Preparativos para uma nova federação

Embora o ieu tenha desaparecido no final da década de 1930, durante a Segunda Guerra Mundial permaneceram contactos informais entre humanistas americanos e ingleses. Por exemplo, Lloyd Morain, que serviu como representante de campo da AHA no US Air Corps em Inglaterra durante a última parte da guerra, teve reuniões informais com vários humanistas britânicos. Entre eles estavam Harold J. Blackham, ativo no beu e desde 1945 seu secretário, bem como líderes da Rationalist Press Association (rpa) e cientistas humanistas como o sociólogo científico John Desmond Bernal.

Morain lembrou mais tarde como todos esperavam um aumento dos contactos internacionais entre humanistas após a guerra. Blackham também apelou vigorosamente, a partir de 1944, a uma nova organização humanista internacional que fornecesse uma síntese de todas as formas “construtivas” de humanismo, que absorvesse e transcendesse as organizações de livre-pensadores existentes. Entre aqueles que ele convenceu estavam homens como o biólogo Julian Huxley e o filósofo e livre-pensador Bertrand Russell.

Após a guerra, Blackham inicialmente continuou tentando trabalhar através da União Mundial de Livres Pensadores (WUFT). Ele tomou a iniciativa de organizar sua primeira conferência pós-guerra (abril-maio ​​de 1946), realizada em Londres, no Conway Hall, sede da South Place Ethical Society. O tema da conferência foi “O desafio do humanismo”. Segundo Blackham, este desafio era alcançar um “casamento” entre o “humanismo científico” e o “humanismo literário”. À medida que a Guerra Fria se desenrolava, Blackham apresentou esta cooperação entre Racionalistas e Humanistas Liberais como “uma Terceira Força entre as principais alternativas desenvolvidas do Cristianismo e do Marxismo” (1948). Em 1947, Blackham e J. Hutton Hynd, um líder da AEU, visitaram a Holanda para “identificar” a Liga Humanista Holandesa, fundada um ano antes. Para explorar as possibilidades de uma cooperação internacional mais estreita, reuniram-se com o seu presidente, Jaap van Praag.
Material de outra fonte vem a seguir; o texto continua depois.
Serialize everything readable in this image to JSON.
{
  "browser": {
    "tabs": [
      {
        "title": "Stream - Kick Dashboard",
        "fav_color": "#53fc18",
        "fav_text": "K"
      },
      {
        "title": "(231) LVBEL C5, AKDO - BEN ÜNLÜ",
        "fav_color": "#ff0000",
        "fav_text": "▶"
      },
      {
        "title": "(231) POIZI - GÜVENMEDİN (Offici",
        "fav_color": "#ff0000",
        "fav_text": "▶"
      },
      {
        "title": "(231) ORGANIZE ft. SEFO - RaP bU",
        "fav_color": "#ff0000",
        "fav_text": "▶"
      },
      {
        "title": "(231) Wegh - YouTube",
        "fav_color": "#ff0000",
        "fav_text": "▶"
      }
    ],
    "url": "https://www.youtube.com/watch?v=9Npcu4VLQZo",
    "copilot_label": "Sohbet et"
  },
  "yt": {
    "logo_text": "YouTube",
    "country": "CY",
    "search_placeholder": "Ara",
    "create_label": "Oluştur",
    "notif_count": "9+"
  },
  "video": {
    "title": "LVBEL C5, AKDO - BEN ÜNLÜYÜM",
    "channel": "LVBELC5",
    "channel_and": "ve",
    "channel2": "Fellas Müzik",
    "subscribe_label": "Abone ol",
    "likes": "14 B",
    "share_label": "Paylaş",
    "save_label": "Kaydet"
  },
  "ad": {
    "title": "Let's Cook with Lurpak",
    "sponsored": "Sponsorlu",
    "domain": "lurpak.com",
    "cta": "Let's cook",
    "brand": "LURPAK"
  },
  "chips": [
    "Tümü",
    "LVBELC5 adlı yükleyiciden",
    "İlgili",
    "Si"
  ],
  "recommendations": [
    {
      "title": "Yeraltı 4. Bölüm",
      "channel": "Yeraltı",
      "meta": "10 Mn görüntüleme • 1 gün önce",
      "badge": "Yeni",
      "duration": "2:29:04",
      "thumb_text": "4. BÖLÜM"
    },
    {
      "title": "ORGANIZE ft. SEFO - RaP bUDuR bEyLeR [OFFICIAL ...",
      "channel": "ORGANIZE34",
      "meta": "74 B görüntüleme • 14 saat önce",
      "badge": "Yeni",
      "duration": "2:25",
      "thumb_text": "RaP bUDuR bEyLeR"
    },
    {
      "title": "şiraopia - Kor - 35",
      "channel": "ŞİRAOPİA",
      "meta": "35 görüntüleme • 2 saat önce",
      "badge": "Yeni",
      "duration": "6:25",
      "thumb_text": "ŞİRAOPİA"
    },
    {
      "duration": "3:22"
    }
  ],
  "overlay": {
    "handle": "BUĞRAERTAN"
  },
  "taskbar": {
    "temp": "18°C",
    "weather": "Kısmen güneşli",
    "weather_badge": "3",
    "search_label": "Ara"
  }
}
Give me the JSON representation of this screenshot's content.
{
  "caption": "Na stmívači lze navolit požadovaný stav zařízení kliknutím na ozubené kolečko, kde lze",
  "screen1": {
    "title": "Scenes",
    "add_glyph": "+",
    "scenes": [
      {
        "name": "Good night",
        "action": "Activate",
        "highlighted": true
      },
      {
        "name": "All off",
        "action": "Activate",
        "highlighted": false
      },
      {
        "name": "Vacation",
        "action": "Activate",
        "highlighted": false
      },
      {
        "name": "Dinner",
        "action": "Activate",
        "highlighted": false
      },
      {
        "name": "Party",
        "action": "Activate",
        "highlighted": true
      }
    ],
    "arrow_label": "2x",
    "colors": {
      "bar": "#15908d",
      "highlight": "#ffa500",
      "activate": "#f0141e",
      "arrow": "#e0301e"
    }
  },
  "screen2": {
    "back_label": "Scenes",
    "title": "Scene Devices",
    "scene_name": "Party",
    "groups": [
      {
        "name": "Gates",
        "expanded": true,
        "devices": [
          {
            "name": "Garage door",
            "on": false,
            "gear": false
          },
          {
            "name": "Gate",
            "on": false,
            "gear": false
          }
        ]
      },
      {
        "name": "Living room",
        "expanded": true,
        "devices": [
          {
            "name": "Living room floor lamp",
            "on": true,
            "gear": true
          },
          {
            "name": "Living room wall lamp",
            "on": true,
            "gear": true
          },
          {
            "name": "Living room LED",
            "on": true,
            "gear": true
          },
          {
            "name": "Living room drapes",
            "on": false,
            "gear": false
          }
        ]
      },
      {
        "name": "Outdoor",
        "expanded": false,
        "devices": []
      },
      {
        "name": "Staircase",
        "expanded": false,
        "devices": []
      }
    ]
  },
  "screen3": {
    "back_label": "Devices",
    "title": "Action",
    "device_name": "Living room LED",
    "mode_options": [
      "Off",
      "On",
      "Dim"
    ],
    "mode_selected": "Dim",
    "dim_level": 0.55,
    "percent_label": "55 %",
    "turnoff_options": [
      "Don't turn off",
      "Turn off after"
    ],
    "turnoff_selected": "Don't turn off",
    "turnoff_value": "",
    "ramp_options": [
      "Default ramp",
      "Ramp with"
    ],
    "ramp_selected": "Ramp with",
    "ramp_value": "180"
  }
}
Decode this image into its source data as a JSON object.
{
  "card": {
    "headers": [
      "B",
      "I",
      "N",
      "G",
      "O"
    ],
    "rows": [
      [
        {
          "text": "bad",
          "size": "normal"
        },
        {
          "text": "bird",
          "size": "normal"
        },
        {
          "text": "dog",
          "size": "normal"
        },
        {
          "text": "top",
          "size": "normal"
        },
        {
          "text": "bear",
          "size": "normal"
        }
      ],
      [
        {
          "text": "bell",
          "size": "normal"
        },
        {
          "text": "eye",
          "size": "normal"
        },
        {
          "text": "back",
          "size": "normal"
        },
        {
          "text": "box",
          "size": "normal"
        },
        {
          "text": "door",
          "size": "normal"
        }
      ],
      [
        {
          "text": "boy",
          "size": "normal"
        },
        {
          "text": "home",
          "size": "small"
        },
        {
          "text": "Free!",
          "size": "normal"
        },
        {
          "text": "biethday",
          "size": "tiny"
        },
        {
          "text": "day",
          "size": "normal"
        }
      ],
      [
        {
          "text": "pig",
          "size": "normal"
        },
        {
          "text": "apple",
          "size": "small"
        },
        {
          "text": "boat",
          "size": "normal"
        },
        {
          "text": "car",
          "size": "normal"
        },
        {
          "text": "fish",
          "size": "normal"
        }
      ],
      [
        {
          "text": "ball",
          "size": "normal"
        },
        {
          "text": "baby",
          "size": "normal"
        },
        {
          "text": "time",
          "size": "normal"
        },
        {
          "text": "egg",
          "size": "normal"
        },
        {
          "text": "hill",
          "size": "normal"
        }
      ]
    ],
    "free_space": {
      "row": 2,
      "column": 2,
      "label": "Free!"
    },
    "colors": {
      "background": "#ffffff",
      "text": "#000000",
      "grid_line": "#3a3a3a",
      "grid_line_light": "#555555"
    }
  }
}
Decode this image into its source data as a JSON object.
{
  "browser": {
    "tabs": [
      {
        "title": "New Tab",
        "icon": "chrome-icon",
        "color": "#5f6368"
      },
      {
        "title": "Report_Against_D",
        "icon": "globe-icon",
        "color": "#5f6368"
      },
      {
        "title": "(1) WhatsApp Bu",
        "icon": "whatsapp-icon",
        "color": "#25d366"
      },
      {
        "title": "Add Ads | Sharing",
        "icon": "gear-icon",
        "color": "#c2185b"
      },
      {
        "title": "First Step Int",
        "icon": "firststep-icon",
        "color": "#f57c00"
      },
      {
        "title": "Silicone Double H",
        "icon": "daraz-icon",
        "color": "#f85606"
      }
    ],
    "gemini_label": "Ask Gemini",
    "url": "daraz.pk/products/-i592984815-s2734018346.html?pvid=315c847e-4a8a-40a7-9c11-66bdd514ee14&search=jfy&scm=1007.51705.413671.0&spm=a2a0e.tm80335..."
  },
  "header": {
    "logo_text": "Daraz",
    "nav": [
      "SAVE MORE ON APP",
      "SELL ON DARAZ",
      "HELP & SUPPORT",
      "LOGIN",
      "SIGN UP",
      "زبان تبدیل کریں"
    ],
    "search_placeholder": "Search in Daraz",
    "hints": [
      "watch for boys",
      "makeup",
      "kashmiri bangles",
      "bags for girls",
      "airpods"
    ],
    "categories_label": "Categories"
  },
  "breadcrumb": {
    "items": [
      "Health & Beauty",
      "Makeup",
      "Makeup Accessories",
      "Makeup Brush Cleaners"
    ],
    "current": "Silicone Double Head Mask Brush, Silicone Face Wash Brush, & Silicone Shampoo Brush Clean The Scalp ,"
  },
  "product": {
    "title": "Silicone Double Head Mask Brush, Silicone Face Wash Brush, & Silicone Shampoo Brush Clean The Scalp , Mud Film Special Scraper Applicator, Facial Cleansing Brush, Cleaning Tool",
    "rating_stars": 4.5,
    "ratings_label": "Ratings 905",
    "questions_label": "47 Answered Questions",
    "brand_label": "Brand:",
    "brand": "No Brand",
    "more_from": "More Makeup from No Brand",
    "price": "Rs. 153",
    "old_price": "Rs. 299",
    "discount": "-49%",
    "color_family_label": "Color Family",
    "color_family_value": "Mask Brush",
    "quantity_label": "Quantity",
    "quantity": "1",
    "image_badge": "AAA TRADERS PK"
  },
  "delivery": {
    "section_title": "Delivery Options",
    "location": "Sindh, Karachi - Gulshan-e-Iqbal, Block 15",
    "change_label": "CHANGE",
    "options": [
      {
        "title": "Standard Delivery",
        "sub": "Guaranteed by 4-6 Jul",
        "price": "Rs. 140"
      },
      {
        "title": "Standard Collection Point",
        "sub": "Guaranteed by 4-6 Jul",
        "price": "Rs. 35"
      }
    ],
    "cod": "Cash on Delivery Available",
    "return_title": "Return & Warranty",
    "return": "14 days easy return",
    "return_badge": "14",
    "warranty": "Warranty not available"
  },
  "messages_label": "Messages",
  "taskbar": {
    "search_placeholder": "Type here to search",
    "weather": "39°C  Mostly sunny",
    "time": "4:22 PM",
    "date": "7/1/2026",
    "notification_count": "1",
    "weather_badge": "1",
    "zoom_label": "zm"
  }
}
Os três desconfiavam da WUFFT, em parte porque suspeitavam das suas simpatias comunistas, mas mais especificamente por causa do seu ateísmo veemente e negativo e anti-religioso, que consideravam demasiado negativo e contraproducente. O que era necessário era uma alternativa mais positiva às religiões. Esta ideia caiu em terreno fértil na Holanda, pois a Liga Humanista Holandesa cresceu rapidamente desde 1946, enquanto o remodelado movimento de livre-pensador holandês ao velho estilo permaneceu tão pequeno como sempre. Na altura em que a IHEU foi fundada, em 1952, o HV holandês tinha mais membros do que qualquer outra organização fundadora, talvez com exceção do Movimento Humanista Radical Indiano.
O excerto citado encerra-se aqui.